The next step is to push the liner roughly into place and check that there is sufficient overlap on all sides at the top of the pond.
 

Now begin to fill the pond and as the weight of water pushes the liner into the pond, ease out any small wrinkles and neatly pleat any larger folds. When the pond is full, leave for at least 48 hours before finishing around the top edges (this is to ensure that the liner has not been damaged during installation).
 

The pond may now be finished off in the manner chosen.  A few of the more popular methods of edging have been illustrated below, but if cement is used, any that will come into contact with the water must be neutralised with an appropriate sealant. (Ask your aquatic dealer for the information).
 

Ensure that paving slabs overlay the pond by at least 2” to hide and protect the edge of the liner.
 

General:
 

Always keep the water level right up to the top.

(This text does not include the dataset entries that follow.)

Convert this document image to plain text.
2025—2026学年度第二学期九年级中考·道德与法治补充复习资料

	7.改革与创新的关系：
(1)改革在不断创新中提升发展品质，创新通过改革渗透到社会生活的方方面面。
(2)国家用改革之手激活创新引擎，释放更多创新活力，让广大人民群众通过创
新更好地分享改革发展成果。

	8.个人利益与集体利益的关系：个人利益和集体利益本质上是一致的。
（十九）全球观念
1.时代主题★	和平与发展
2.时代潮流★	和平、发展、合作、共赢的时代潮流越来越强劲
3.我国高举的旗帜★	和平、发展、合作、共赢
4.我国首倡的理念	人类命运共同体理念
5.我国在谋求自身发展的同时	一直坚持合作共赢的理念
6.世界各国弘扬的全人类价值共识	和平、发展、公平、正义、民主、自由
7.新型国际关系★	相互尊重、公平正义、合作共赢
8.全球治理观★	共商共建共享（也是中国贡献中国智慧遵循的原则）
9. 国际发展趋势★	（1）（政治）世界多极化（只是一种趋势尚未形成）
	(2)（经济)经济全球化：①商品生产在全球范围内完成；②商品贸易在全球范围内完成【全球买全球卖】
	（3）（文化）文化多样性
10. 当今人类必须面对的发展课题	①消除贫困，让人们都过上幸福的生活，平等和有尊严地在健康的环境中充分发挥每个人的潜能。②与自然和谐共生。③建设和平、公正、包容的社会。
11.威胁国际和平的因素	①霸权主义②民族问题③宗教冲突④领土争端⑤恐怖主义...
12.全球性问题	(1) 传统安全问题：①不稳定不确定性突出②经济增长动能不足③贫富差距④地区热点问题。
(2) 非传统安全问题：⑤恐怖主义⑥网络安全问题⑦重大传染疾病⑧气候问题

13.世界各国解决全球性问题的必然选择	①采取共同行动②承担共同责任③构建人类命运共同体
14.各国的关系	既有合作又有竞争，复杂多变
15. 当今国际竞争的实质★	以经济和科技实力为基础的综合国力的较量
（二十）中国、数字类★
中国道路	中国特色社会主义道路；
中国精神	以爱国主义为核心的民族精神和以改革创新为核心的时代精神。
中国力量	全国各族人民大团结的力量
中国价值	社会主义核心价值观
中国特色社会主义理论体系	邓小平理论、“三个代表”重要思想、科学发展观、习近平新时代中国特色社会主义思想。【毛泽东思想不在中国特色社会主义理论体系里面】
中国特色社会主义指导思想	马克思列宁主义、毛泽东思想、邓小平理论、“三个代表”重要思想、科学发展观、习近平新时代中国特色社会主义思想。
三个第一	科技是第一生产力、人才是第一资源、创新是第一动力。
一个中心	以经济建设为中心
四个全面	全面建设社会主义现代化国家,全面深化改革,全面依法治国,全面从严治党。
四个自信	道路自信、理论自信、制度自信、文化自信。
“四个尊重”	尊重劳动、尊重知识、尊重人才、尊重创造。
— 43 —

This will require topping up in the summer as evaporation can reduce levels by several inches in a very short time.
 

A liner that is exposed to the elements will have a shorter life and be more prone to mechanical damage.
 

Take care when cleaning the pond, or retrieving objects that have dropped into it, that you avoid puncturing the liner by the use of sharp implements (garden fork, rakes, sticks etc).
 

 

Finishing:
 

Here a firm edge has been made behind the liner at the top to give a firm, level edge for the paving slab. Make sure any gaps between the bricks are packed with sand.
 

This method will hide the top of the liner, but make sure that the bricks used are suitable for the purpose. All mortar must be sealed.
 

To achieve a gravel ‘beach’ type area, a small ridge should be made below the water level to stop the gravel from rolling to the bottom of the pond. This system is ideal for wildlife ponds giving easy entry and exit to the water, while protecting the liner from damage. Again a layer of FLP pond liner underlay between the gravel and liner is required.
 

A rockery that goes right into the water can be achieved by this method.  There must be adequate protection under the rock to avoid damage to the liner, a layer of FLP protective underlay between rocks and liner is recommended.